5. What is the Federal Statute of limitations on Civil Rights violations?
This article came up while I was googling the subject today at lunch.
Wisconsin LawyerVol. 79, No. 2, February 2006
Piercing the Corporate Veil
The armor of personal immunity generally shields people doing business as a "corporation" from corporate obligations. But the protection may be pierced, and personal liability imposed, when a controlling shareholder operates the corporation as an "alter ego" for wrongful purposes, or under other certain circumstances.
Corporate shareholders and officers are generally insulated from personal liability for the corporation's debts. This limited liability is metaphorically known as the "corporate veil." But the veil is not an absolute shield. Under certain circumstances, a court may pierce it to hold a shareholder or officer personally liable. Piercing is most commonly done when a corporation is the shareholder's "alter ego" and is a sham or façade used to evade creditors or commit fraud
Powers & Quinn S.C., Racine.
The Prima Facie Elements. The concepts of "veil piercing" and "alter ego" are perhaps clear in theory but sometimes nebulous in application, leading Justice Benjamin Cardozo to comment that the veil piercing doctrine is "enveloped in the mists of metaphor." 16 For almost 60 years after the Wisconsin Supreme Court's pronouncement of the "alter ego" doctrine in Milwaukee Toy , Wisconsin courts continued to apply its somewhat amorphous litmus test but there were no uniformly applied factors to judge whether piercing was warranted in a given case.
In 1988, in Consumer's Co-op of Walworth County v. Olsen , 17 the Wisconsin Supreme Court attempted to clarify the situation by formulating a three-part test. It held that to prevail on a piercing claim premised on the "alter ego" doctrine, a plaintiff must prove: 1) that the defendant shareholder completely dominates the business practice with respect to a subject transaction to the extent that the corporation has "no separate mind, will or existence of its own"; 2) that the defendant shareholder used the control to commit fraud or wrong, to violate a statutory or other legal duty, or to act dishonestly or unjustly; and 3) that there was a causal connection between the first two elements and the harm to the plaintiff. 18
The first prong's focus is on control, not ownership.
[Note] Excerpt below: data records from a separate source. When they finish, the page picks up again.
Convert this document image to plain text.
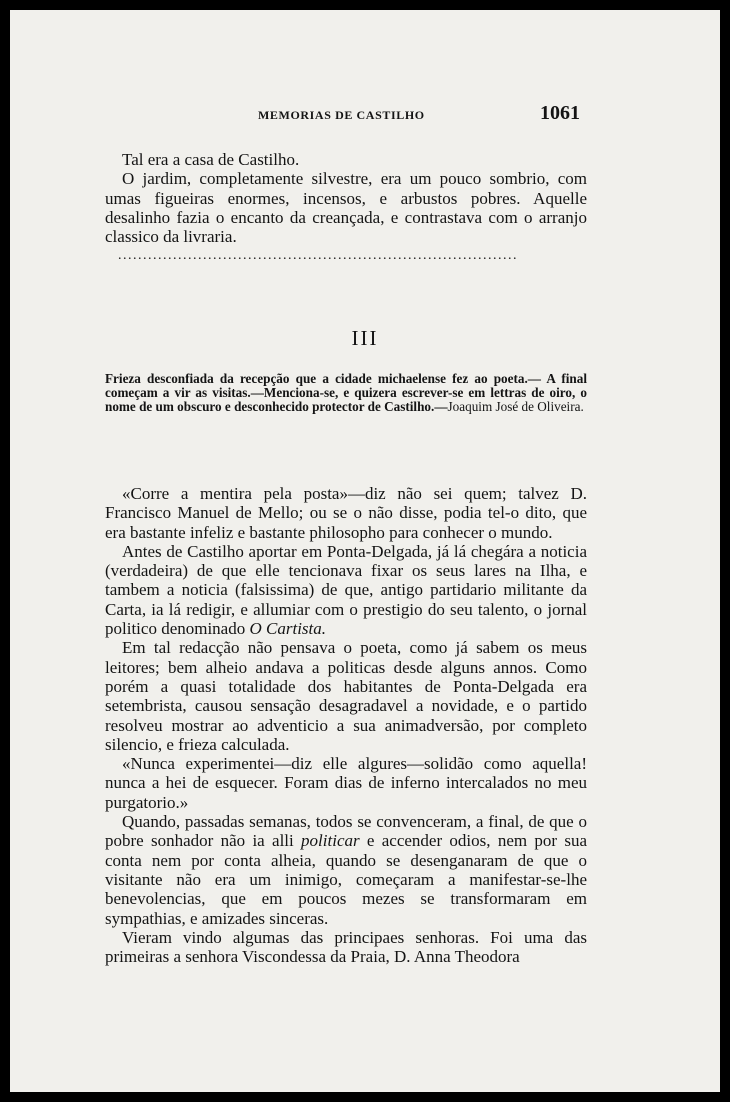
MEMORIAS DE CASTILHO	1061

Tal era a casa de Castilho.

O jardim, completamente silvestre, era um pouco sombrio, com umas figueiras enormes, incensos, e arbustos pobres. Aquelle desalinho fazia o encanto da creançada, e contrastava com o arranjo classico da livraria.

................................................................................
III
Frieza desconfiada da recepção que a cidade michaelense fez ao poeta.— A final começam a vir as visitas.—Menciona-se, e quizera escrever-se em lettras de oiro, o nome de um obscuro e desconhecido protector de Castilho.—Joaquim José de Oliveira.

«Corre a mentira pela posta»—diz não sei quem; talvez D. Francisco Manuel de Mello; ou se o não disse, podia tel-o dito, que era bastante infeliz e bastante philosopho para conhecer o mundo.

Antes de Castilho aportar em Ponta-Delgada, já lá chegára a noticia (verdadeira) de que elle tencionava fixar os seus lares na Ilha, e tambem a noticia (falsissima) de que, antigo partidario militante da Carta, ia lá redigir, e allumiar com o prestigio do seu talento, o jornal politico denominado O Cartista.

Em tal redacção não pensava o poeta, como já sabem os meus leitores; bem alheio andava a politicas desde alguns annos. Como porém a quasi totalidade dos habitantes de Ponta-Delgada era setembrista, causou sensação desagradavel a novidade, e o partido resolveu mostrar ao adventicio a sua animadversão, por completo silencio, e frieza calculada.

«Nunca experimentei—diz elle algures—solidão como aquella! nunca a hei de esquecer. Foram dias de inferno intercalados no meu purgatorio.»

Quando, passadas semanas, todos se convenceram, a final, de que o pobre sonhador não ia alli politicar e accender odios, nem por sua conta nem por conta alheia, quando se desenganaram de que o visitante não era um inimigo, começaram a manifestar-se-lhe benevolencias, que em poucos mezes se transformaram em sympathias, e amizades sinceras.

Vieram vindo algumas das principaes senhoras. Foi uma das primeiras a senhora Viscondessa da Praia, D. Anna Theodora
Thus, the mere fact that one person owns all shares in a corporation will not suffice. 19 In ascertaining whether there has been "complete domination" or control, a court assesses the extent to which an entity follows corporate formalities. 20 For example, has the corporation conducted meetings, maintained corporate records, and filed annual reports with the state? Other factors that a court considers are: nonpayment of dividends, siphoning of corporate funds by the dominant shareholder, commingling of personal and corporate funds, and nonfunctioning of other officers or directors. 21
As for the second prong, one must prove that the control emanating from the corporate informality caused an injustice. Whether a corporation was adequately capitalized when it was formed is a relevant determination with respect to this factor, 22 the idea being that insufficient capital infusion is a red flag that a corporation was started as a sham. There is no specific formula to ascertain whether a company is adequately capitalized. Adequate capitalization is "measured by the nature and magnitude of the corporate undertaking" at the time of the company's formation.
Soooooo what do the keen minds here think? Do these victims have a shot at MEANINGFUL compensation? ?????